Titolo: All Delighted People
Autore: Sufjan Stevens
Anno: 2010
Elemento:

indie-chamber-pop. Rispondendo a quanti da tempo andavano interrogandosi sul se e sul quando Sufjan Stevens sarebbe tornato ad animare la scena, All Delighted People rappresenta il miglior modo per capire a che punto è giunta, in termini realistici, la carriera dell’artista americano. Divenuto - spericolatamente - compositore di musica orchestrale in BQE, Sufjan si è trovato lo scorso anno a dover affrontare un passaggio potenzialmente devastante per la sua arte.

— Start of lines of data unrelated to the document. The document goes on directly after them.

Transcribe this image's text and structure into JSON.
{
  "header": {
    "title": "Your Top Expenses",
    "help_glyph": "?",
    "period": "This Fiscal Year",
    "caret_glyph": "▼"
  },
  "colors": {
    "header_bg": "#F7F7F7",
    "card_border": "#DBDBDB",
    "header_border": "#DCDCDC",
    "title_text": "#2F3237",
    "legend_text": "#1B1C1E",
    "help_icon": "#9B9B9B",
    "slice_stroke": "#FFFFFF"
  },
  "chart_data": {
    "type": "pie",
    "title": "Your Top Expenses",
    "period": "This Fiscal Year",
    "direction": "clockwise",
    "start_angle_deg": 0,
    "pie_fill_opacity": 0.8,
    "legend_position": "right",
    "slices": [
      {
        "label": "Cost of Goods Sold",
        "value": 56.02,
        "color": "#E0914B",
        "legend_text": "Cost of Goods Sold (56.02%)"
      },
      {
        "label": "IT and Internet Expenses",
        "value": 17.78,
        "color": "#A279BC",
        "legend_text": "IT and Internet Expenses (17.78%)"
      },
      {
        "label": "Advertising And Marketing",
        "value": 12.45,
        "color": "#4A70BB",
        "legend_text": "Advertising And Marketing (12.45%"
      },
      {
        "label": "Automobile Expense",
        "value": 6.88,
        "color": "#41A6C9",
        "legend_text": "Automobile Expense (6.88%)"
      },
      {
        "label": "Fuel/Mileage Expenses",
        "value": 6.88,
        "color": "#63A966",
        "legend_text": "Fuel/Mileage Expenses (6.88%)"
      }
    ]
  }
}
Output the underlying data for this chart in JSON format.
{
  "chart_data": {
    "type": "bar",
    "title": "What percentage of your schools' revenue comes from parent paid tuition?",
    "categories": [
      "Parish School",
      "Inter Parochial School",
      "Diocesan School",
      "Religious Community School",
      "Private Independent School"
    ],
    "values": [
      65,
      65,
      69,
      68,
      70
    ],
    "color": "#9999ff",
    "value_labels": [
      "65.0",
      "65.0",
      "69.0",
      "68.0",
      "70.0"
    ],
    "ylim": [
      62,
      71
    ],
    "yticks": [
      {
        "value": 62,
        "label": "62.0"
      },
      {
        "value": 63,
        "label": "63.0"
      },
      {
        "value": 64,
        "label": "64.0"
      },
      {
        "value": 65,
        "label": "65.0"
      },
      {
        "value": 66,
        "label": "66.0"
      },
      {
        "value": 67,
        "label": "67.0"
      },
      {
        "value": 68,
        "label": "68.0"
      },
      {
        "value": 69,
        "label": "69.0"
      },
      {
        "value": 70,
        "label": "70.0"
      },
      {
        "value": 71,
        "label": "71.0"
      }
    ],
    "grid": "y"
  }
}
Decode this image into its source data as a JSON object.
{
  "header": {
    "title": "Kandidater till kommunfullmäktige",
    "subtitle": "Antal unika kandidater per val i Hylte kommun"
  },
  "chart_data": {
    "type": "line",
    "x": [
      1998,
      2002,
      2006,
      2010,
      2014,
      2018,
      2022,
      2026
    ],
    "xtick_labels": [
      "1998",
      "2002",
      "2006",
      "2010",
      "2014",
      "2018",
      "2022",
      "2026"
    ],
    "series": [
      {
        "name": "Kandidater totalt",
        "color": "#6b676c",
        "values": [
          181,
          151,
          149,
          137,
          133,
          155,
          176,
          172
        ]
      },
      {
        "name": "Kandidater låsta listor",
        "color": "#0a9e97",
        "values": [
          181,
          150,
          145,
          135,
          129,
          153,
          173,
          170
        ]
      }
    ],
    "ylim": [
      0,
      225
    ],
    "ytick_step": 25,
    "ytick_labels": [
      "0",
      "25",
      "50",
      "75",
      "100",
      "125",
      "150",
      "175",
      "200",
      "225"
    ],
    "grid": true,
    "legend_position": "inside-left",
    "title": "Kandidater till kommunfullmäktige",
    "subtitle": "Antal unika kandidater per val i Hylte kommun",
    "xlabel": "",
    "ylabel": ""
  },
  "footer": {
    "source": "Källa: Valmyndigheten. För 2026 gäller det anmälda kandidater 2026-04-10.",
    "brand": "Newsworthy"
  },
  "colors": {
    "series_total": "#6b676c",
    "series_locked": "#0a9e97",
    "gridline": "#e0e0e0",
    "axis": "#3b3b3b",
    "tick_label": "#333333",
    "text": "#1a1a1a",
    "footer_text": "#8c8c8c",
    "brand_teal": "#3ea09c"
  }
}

Le miriadi di possibilità che offrono le sperimentazioni legate a quel tipo di musica, la spinta all’autocompiacimento ad esse connesse, i riconoscimenti e gli attestati di stima che conseguono il compimento di un lavoro così complesso, possono arrivare a distruggere il candore artistico di chiunque. In molti prima di lui sono caduti in questa orrida trappola, il bivio più vecchio della storia della musica. La scelta era fra il divenire schiavo del proprio sentirsi imbattibile, venerabile, infallibile o recuperare l’ingenua e sincera ispirazione dei propri albori musicali. Rassicuro tutti, Sufjan ha scelto bene, ha definito la terza via, la più interessante ed auspicabile per il suo percorso. E come quando si guarisce da un’influenza, qualche brutto postumo di BQE ancora è rimasto, ma invece di appesantire la musica, ne è diventato valore aggiunto, la novità che fa di questo disco un punto di partenza interessante per il futuro del ragazzone americano. Definito da qualcuno un
Joanna-Newsom-Wannabe-EP, All Delighted People è un EP di 60 minuti. Considerata la lunghezza media di un disco di Stevens, la dimensione è ragionevole. Cardine del disco è la titletrack, strepitoso manifesto delle capacità compositive dell'artista di Detroit. L’arrangiamento, come prevedibile, è curato in ogni dettaglio. Più fiati che archi, più elettricità. Il cantato sommesso perfettamente incastonato nelle atmosfere epiche che fanno da contorno. La linea vocale ripetuta e ristrutturata minuto per minuto – è qui che viene in mente la
Newsom. “The Owl and the Tanager” è l’altra gemma di questo EP. Una lenta ballata voce e pianoforte degna dei migliori lavori di Sufjan. Indolente, minimale e commovente, per chi ancora riesce a crederci. Insieme a “From the Mouth of Gabriel” segna i punti di maggior interesse di questa sorpresa estiva del signor Stevens. Quant’è esagerato Sufjan Stevens! Com’è prolisso e patetico, con i suoi saliscendi vocali ammiccanti, con i suoi fiati, con la sua ripetitività! S’autocompiace, è pieno di sé! E come gli piace mettere in mostra la sua voce latte e miele! Com’è adorabile.